As every day I find myself in my comfortable bed, reviewing my 3 biggest secrets: the diary that my mother left me at death, the first recognition I won in a piano championship and my first letter to my prince blue.
I will tell you a little about them:
the death of my mother was the most painful that happened to me how much my mother wanted me was very beautiful sweet besides a great pianist and poet she was perfect growing I wanted to be like her, I wanted her to see me succeed but time I took it before I achieved what I had promised but even after the death of my mother I wanted to play the piano because I felt it by my side happy mesentia so I reached the age of 11 years to present myself in a piano competition
My piano competition I did the best I could because I wanted to get where my mother wanted that wherever she was listening to that melody that so many awards I give her throughout the competition I met several boys and girls all were very skilled playing especially Marie and Baruch
Marie, a very friendly, cheerful sweet girl, was 13 years old but the piano was not the most important thing.

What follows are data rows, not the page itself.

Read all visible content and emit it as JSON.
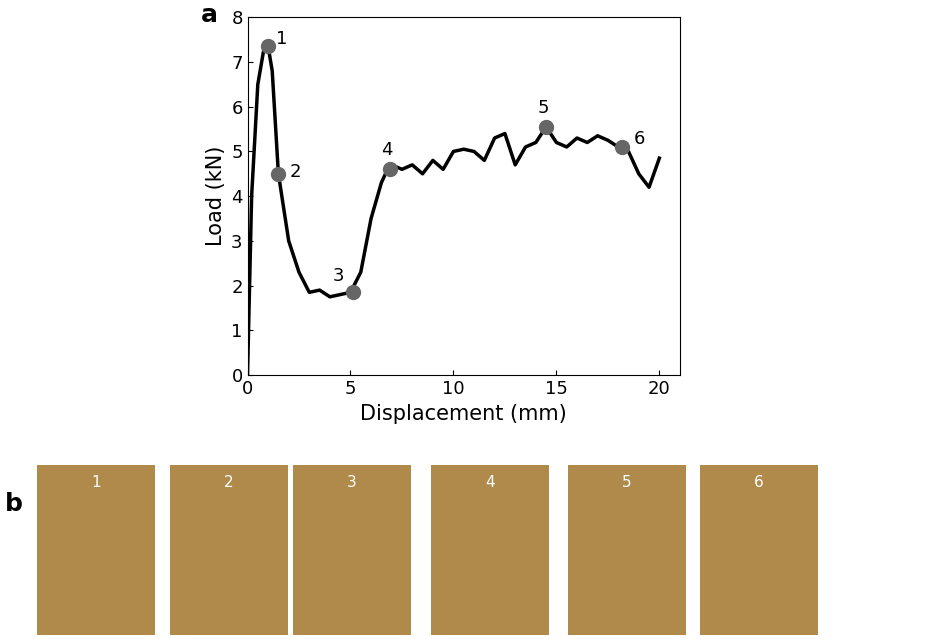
{
  "chart_data": {
    "type": "line",
    "panel_label": "a",
    "x_label": "Displacement (mm)",
    "y_label": "Load (kN)",
    "x": [
      0,
      0.2,
      0.5,
      0.8,
      1.0,
      1.2,
      1.5,
      2.0,
      2.5,
      3.0,
      3.5,
      4.0,
      4.5,
      5.0,
      5.5,
      6.0,
      6.5,
      6.8,
      7.0,
      7.5,
      8,
      8.5,
      9,
      9.5,
      10,
      10.5,
      11,
      11.5,
      12,
      12.5,
      13,
      13.5,
      14,
      14.5,
      15,
      15.5,
      16,
      16.5,
      17,
      17.5,
      18,
      18.5,
      19,
      19.5,
      20
    ],
    "series": [
      {
        "name": "Load",
        "color": "#000000",
        "values": [
          0,
          4.0,
          6.5,
          7.3,
          7.35,
          6.8,
          4.5,
          3.0,
          2.3,
          1.85,
          1.9,
          1.75,
          1.8,
          1.85,
          2.3,
          3.5,
          4.3,
          4.6,
          4.7,
          4.6,
          4.7,
          4.5,
          4.8,
          4.6,
          5.0,
          5.05,
          5.0,
          4.8,
          5.3,
          5.4,
          4.7,
          5.1,
          5.2,
          5.55,
          5.2,
          5.1,
          5.3,
          5.2,
          5.35,
          5.25,
          5.1,
          5.0,
          4.5,
          4.2,
          4.85
        ]
      }
    ],
    "points": {
      "color": "#666666",
      "marker": "o",
      "labels": [
        "1",
        "2",
        "3",
        "4",
        "5",
        "6"
      ],
      "x": [
        1.0,
        1.5,
        5.1,
        6.9,
        14.5,
        18.2
      ],
      "y": [
        7.35,
        4.5,
        1.85,
        4.6,
        5.55,
        5.1
      ]
    },
    "xlim": [
      0,
      21
    ],
    "xticks": [
      0,
      5,
      10,
      15,
      20
    ],
    "ylim": [
      0,
      8
    ],
    "yticks": [
      0,
      1,
      2,
      3,
      4,
      5,
      6,
      7,
      8
    ],
    "grid": false
  },
  "photos": {
    "panel_label": "b",
    "frames": [
      "1",
      "2",
      "3",
      "4",
      "5",
      "6"
    ],
    "color": "#b08a4a"
  }
}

She wanted to be free like any girl but her parents were from a rich family and they forced her to play but as time passed the piano became her Mate was the only one who understood his pains.

Baruch was very handsome maybe a little proud but all that was due to his past which was not very nice to hear how they had suffered filled me with nostalgia was not the only one who had lost something they valued a lot, Baruch was the one who taught me the most , who understood me because I had lost as I did his mother understood me shared my suffering because that became my prince blue.
My blue prince who had freed me from my pain who shared all that I had felt I loved being at his side his words were enough to free my heart from the suffering in which my prince was wrapped blue made me touch my way sound of the piano will change out more cheerful I wanted to play for the not know that was fine what I wanted from the beginning was to be equal to my mother and she was what inspired me but now I did not know what she wanted to reach the heart of all the people wanted me to remember the beautiful melody that I had to be able to release hearts of suffering but my prince was not more than my father having immersed myself in a pain I imagined things and my father was the one who freed me from that hole that I had fallen I did not believe it, I thought that all this was a lie, that's why I wrote the letter to my prince blue.